From YouTube’s Press Release

Heres what to expect based on how you use YouTube:

  • Creators: You’ll still be able to find your exact dislike counts in YouTube Studio for each videoonly if you’d like to. Creators will still be able to find their exact dislike counts in YouTube Studio if they would like to understand how their content is performing. There are many other metrics available to help you analyze your video and channel performance, so review this Help Center Guide that covers YouTube Analytics tools and reports. We especially recommend visiting the “Engagement tab” in Studio and checking out key moments for audience retention.

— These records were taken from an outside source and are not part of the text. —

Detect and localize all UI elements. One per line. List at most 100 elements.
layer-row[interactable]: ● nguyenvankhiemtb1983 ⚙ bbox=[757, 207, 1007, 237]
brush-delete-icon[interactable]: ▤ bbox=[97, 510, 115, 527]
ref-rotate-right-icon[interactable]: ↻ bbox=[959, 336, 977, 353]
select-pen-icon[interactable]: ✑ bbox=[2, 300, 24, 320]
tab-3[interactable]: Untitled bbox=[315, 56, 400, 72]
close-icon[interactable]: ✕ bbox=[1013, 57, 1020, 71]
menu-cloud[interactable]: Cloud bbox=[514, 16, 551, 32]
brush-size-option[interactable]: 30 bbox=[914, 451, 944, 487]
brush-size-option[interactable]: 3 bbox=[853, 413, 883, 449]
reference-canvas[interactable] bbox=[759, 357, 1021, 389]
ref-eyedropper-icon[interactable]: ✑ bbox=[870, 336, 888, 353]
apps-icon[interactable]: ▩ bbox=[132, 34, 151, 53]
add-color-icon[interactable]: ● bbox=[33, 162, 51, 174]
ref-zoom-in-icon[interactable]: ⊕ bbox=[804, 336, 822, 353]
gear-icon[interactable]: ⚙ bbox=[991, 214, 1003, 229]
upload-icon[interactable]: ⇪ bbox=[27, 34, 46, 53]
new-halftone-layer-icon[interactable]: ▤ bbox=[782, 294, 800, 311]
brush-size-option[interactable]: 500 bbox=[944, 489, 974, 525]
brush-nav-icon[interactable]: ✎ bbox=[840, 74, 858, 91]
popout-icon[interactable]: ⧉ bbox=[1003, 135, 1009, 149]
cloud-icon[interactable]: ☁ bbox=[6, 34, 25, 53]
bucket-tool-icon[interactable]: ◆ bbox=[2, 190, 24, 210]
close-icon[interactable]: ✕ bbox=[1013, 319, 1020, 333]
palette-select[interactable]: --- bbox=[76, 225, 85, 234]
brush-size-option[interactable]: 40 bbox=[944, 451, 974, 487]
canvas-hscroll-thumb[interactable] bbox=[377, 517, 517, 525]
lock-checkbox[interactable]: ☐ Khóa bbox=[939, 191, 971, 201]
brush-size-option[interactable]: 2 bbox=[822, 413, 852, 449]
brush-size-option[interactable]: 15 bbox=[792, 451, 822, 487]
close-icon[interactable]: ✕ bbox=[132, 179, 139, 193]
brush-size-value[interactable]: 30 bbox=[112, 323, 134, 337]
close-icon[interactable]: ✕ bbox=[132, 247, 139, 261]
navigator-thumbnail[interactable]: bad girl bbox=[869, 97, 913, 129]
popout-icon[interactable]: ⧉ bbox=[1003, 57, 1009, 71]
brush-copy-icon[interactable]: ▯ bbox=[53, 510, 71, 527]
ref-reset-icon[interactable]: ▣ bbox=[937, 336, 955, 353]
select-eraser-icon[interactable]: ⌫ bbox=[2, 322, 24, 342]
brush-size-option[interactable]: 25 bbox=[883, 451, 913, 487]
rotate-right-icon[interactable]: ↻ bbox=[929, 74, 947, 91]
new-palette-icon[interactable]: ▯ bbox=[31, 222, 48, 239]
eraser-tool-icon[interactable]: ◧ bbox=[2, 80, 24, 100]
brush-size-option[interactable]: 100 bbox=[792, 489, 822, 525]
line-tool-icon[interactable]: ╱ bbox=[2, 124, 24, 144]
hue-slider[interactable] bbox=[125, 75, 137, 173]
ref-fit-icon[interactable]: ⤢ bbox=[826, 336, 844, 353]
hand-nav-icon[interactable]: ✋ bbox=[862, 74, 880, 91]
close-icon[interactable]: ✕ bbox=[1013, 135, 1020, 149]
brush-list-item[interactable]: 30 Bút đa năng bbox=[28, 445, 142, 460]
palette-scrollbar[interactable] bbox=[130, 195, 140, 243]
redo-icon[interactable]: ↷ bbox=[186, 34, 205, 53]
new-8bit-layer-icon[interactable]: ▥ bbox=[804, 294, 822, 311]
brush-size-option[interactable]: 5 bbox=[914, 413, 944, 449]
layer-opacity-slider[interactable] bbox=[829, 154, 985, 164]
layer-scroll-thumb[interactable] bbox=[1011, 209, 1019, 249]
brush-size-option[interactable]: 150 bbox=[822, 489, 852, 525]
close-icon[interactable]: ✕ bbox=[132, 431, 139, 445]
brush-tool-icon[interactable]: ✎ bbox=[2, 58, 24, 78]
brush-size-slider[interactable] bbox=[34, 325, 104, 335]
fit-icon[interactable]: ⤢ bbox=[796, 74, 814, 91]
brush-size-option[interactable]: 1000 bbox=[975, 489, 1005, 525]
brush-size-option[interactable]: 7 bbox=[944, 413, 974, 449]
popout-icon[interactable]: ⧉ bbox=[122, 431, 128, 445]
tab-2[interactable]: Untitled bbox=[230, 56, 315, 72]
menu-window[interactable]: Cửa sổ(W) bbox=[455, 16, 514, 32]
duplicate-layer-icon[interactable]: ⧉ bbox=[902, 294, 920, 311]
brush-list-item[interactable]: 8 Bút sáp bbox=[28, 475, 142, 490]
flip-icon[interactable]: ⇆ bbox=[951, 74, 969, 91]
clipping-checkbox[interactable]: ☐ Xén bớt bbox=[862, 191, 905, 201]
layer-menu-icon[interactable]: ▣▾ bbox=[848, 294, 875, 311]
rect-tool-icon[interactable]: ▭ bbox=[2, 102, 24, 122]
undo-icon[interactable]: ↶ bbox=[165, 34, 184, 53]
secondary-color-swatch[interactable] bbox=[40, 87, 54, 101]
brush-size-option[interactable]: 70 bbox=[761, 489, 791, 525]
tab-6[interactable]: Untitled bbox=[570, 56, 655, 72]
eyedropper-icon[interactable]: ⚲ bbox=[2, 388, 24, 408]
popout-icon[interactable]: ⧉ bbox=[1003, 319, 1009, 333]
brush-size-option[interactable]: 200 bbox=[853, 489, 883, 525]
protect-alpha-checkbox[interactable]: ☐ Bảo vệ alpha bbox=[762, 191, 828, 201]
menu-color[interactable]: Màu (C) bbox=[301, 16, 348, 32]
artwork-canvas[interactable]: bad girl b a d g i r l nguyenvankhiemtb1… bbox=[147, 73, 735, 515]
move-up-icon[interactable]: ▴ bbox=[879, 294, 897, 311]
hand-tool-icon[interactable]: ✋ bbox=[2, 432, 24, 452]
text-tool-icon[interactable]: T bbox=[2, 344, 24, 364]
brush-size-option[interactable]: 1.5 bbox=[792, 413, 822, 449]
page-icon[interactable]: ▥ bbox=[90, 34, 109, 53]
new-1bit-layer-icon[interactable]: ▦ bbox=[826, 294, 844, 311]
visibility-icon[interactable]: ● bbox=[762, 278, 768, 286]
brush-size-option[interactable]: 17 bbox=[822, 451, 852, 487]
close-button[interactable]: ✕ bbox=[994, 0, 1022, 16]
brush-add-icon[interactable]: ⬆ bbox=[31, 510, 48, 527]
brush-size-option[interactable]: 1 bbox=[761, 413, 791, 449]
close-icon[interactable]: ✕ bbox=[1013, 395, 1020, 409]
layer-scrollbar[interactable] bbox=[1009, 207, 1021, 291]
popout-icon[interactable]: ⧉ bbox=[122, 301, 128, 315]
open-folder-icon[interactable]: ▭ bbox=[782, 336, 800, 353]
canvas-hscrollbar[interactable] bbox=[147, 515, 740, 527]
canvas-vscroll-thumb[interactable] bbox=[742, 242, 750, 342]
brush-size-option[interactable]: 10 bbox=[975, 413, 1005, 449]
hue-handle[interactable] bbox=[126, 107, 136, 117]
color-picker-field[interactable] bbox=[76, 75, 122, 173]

  • Viewers: You can still dislike videos to further personalize and tune your recommendations. The only change is you won’t be able to view the number of dislikes on the video. We understand that some of you have used dislikes to help decide whether or not to watch a video—still, we believe this is the right thing to do for our platform, and to help create an inclusive and respectful environment where creators have the opportunity to succeed and feel safe to express themselves.
  • Developers: If you’re using the YouTube API for dislikes, you will no longer have access to public dislike data beginning on December 13th. Your end users will still be able to view dislike data related to their own content on authenticated API requests. You can apply for an exemption (to have dislike data on non-authenticated calls) as long as you don’t display or share dislike data with your end users.